Estonian Mathematical Olympiad

To have the product divisible by as great power of 2 as possible, each of the factors has to be divisible by the greatest power of 2 possible. By adding an even number to a prime number, the sum is divisible by 2 only if the original prime is even. As the only even prime number is 2, it has to be chosen to all even positions. Their respective sums are 4, 6, 8, and 10, and the respective maximal powers of 2 which they are divisible with are $2^2$, $2^1$, $2^3$, and $2^1$. Let's investigate the odd positions one by one. As 127 is a prime and $127+1$ is the maximal power of 2 less than $200+1$, the first position is 127. As $125=5^3$, the maximal power of 2 dividing the third sum cannot be $2^7$. However, 61 is a prime and $61+3=2^6$, hence 61 is suitable for the third position.
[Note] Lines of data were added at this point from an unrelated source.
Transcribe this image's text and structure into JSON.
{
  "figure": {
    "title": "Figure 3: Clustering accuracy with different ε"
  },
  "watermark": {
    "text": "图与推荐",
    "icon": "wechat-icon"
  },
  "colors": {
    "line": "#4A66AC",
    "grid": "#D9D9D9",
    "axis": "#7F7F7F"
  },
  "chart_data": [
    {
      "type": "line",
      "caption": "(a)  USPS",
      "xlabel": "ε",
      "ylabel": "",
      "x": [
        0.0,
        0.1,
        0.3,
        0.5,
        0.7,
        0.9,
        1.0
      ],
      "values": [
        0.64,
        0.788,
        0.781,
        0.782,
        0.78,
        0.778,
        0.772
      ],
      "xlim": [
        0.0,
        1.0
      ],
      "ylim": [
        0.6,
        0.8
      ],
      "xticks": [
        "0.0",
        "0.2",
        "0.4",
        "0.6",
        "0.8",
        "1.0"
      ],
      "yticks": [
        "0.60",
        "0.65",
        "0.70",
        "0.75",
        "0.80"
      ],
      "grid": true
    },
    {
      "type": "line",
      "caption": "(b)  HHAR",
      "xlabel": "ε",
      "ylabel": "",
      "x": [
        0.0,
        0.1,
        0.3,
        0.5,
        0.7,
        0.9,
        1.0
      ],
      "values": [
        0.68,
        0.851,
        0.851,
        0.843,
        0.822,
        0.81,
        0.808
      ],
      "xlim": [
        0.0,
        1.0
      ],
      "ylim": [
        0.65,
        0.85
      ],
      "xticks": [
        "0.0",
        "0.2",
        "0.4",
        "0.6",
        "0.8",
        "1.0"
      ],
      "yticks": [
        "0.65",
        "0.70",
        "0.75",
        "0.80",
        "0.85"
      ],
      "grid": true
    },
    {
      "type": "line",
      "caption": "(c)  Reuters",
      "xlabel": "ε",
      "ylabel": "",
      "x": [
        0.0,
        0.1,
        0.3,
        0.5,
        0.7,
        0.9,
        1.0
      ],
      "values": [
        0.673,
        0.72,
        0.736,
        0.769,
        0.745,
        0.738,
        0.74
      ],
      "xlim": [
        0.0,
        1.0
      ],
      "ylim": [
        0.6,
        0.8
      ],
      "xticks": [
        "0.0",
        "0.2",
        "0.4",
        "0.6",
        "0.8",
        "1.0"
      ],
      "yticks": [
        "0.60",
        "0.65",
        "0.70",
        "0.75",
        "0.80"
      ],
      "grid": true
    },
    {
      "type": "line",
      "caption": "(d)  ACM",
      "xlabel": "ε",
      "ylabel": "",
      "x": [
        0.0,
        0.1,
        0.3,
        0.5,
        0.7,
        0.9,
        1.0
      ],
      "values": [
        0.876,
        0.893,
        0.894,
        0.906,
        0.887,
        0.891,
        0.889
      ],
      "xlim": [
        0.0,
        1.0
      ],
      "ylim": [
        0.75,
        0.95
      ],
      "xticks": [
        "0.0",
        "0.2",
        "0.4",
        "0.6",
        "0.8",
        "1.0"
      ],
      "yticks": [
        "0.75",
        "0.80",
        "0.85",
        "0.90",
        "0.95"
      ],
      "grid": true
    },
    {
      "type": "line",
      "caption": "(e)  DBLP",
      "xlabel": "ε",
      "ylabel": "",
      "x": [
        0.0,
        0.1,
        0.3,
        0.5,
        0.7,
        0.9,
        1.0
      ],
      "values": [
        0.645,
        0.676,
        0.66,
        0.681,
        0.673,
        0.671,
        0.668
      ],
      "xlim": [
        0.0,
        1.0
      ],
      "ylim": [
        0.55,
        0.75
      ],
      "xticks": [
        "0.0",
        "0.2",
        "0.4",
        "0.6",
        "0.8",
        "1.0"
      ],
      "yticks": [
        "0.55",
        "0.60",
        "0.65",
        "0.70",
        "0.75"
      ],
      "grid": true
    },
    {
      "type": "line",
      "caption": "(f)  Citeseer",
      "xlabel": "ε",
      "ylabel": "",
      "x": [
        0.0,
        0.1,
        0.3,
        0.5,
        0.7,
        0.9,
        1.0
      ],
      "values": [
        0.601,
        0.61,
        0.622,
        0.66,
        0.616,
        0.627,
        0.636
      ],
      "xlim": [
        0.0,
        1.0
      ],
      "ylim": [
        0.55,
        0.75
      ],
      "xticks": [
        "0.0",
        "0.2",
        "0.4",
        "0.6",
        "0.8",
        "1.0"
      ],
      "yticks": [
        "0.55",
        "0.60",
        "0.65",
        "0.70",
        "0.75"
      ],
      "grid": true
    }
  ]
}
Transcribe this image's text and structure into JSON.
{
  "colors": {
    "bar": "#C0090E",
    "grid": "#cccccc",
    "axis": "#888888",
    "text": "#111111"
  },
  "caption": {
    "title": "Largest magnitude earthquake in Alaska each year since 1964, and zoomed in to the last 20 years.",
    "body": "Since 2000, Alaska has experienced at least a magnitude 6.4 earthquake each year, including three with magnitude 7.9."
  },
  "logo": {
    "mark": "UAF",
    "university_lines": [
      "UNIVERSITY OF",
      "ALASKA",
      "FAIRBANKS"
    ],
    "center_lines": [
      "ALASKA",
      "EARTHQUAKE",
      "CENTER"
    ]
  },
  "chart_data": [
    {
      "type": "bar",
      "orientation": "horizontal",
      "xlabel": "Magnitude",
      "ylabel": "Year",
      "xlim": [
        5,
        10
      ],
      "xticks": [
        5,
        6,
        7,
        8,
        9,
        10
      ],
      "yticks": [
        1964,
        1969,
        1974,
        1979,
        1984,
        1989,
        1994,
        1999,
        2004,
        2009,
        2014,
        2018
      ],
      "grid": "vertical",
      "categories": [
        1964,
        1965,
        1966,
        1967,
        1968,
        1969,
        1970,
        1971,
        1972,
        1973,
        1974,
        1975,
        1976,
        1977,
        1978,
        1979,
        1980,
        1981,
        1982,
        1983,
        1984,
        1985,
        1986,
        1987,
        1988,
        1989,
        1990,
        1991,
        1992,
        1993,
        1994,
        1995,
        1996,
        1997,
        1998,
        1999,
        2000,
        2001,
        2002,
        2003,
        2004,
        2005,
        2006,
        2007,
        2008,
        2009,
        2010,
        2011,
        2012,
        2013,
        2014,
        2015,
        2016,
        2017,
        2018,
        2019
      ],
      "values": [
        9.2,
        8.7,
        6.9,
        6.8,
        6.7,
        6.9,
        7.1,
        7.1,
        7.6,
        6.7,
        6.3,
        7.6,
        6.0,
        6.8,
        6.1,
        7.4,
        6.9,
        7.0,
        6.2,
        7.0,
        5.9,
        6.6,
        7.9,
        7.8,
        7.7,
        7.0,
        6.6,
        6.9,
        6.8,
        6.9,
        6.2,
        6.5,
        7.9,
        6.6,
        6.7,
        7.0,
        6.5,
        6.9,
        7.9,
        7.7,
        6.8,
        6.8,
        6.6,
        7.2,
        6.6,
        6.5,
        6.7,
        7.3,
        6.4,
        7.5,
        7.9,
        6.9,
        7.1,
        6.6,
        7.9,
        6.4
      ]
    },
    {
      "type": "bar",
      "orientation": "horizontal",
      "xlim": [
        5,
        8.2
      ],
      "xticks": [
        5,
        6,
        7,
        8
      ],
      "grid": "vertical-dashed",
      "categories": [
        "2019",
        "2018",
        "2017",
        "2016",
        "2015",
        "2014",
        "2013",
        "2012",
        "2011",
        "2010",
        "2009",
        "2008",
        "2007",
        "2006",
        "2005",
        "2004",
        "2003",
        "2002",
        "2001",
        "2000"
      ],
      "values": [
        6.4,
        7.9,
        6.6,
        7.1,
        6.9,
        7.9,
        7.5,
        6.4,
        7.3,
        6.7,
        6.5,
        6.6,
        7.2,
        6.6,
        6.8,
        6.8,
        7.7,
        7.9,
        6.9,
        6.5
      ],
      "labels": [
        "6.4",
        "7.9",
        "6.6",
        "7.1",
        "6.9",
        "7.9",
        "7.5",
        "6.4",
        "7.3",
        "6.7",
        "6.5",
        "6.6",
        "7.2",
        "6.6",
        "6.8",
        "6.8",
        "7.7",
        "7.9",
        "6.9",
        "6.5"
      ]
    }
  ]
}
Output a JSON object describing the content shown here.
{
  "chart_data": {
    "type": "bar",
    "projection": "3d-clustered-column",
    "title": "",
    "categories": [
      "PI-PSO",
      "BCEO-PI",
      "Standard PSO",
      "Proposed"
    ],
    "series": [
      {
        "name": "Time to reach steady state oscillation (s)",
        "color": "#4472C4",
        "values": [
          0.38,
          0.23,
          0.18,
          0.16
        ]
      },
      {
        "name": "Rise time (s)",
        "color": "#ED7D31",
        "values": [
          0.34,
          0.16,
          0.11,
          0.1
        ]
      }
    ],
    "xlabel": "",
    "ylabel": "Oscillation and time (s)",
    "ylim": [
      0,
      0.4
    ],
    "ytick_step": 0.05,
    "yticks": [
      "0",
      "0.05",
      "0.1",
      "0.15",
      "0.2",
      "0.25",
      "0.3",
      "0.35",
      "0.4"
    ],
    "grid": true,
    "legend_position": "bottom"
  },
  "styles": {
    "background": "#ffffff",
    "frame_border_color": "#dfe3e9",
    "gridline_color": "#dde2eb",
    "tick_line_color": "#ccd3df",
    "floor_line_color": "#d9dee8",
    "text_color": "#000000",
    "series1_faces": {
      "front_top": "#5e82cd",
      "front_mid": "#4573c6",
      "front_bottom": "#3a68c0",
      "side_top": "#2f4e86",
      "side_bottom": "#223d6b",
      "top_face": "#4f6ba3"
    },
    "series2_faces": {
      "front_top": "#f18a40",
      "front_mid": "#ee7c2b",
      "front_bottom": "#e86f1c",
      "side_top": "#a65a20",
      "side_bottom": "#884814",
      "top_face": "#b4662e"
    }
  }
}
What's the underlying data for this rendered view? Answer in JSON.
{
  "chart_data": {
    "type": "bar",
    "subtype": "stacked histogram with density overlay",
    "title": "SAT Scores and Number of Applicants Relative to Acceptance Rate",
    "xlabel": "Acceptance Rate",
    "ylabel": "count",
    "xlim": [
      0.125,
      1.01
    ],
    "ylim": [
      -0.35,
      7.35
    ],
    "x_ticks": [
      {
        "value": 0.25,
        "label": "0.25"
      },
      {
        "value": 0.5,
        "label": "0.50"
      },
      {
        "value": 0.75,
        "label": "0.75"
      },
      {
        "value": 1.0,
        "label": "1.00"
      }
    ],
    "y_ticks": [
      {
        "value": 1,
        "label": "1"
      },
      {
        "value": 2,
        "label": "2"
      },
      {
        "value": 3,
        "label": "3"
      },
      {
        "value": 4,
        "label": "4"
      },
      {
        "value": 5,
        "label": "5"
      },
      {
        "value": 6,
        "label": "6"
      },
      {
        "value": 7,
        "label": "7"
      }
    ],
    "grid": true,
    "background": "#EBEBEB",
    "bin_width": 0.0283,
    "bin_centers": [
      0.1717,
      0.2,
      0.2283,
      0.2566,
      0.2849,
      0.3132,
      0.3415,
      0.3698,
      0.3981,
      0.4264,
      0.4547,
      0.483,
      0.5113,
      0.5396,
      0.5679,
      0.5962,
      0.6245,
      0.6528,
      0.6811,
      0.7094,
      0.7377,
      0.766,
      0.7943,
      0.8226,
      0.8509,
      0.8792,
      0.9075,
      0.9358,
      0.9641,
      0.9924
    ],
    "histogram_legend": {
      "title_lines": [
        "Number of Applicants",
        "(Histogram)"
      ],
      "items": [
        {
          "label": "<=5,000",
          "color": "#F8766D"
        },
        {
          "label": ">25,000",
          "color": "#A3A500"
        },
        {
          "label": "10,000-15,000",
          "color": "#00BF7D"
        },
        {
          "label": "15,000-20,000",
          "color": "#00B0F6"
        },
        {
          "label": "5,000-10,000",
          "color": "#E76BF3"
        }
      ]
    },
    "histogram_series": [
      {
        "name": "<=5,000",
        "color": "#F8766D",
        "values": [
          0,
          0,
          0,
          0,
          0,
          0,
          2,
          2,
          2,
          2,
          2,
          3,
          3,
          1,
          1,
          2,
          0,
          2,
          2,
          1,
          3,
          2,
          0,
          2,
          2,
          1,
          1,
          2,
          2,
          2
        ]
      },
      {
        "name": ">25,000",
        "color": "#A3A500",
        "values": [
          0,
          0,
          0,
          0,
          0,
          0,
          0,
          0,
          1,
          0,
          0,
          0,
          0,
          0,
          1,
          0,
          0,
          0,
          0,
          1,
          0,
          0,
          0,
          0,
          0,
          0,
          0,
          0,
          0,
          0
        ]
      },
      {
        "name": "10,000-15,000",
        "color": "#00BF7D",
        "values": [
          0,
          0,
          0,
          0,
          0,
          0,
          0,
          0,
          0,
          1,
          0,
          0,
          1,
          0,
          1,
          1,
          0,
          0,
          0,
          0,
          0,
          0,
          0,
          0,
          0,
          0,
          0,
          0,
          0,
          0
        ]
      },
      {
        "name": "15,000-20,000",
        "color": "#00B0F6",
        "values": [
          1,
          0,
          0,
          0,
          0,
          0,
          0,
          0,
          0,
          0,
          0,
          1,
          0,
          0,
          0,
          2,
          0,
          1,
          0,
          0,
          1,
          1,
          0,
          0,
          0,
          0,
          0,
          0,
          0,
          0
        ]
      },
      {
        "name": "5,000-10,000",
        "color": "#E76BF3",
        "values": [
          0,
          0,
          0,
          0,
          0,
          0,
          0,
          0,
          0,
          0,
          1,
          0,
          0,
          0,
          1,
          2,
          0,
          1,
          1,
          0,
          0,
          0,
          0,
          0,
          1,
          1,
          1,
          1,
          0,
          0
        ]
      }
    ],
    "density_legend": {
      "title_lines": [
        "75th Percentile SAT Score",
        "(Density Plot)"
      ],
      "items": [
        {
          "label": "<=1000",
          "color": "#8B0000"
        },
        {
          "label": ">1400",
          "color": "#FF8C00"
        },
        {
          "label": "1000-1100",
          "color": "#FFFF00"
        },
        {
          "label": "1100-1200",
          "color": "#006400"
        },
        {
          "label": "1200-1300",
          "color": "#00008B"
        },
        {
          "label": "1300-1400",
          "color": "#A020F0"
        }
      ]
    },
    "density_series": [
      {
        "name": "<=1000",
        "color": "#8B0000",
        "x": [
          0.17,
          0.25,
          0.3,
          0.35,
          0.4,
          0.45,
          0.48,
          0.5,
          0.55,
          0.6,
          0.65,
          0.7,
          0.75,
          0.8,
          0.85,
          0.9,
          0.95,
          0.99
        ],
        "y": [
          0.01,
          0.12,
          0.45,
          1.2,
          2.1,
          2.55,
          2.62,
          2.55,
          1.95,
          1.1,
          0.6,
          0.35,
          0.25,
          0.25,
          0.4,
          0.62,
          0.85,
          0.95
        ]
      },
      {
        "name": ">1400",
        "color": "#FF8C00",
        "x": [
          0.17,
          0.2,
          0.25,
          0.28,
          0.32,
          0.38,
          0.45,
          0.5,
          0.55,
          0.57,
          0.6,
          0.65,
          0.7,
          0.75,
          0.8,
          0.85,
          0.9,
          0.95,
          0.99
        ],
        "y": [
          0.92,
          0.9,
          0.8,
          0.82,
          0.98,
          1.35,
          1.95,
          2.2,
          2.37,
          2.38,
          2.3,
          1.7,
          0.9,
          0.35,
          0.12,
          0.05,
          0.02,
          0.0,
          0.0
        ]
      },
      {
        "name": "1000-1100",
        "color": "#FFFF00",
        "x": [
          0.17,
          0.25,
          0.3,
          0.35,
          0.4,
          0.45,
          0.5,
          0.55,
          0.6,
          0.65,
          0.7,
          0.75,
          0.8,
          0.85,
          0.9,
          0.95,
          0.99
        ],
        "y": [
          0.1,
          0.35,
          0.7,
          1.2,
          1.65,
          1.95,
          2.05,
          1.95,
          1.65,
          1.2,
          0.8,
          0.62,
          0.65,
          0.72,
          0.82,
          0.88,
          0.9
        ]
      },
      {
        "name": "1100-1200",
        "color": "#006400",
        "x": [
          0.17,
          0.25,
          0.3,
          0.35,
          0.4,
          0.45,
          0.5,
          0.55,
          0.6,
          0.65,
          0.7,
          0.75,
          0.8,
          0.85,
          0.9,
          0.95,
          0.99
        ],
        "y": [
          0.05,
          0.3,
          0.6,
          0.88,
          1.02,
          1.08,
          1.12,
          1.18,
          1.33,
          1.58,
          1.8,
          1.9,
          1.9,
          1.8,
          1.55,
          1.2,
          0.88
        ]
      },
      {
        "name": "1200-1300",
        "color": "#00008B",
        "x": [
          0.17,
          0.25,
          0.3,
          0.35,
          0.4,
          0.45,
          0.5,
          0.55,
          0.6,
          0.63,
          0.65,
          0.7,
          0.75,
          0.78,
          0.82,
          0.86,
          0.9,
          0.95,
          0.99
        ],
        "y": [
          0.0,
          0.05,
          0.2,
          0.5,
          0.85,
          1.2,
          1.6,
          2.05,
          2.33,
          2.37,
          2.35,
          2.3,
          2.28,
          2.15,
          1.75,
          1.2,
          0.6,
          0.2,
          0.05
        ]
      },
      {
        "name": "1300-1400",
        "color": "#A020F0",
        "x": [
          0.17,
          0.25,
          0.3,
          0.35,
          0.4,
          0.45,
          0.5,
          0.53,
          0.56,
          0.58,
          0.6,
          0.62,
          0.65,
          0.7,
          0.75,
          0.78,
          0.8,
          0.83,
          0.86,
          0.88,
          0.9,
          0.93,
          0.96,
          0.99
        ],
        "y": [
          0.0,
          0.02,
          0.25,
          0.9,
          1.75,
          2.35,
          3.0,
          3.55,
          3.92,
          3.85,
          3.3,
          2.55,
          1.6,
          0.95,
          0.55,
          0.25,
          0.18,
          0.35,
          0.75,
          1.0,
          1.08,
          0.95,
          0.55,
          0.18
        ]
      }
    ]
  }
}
As $123=3\cdot 41$, the maximal power of 2 dividing the fifth sum cannot be $2^7$. However, $59$ is a prime and $59+5=2^6$, hence $59$ is suitable for the fifth position. As $121=11^2$, the maximal power of 2 dividing the seventh sum cannot be $2^7$. The natural numbers smaller than 200 which are divisible by $2^6$ are 64 and 192. The respective numbers which would result in these numbers are $57=3\cdot 19$ and $185=5\cdot 37$, neither of which is a prime. However, 89 is a prime and $89+7=3\cdot 2^5$, hence 89 is suitable for the seventh position. In summary, the maximal power of 2 which divides the product of the eight numbers is $2^{7+2+6+1+6+3+5+1}=2^{31}$.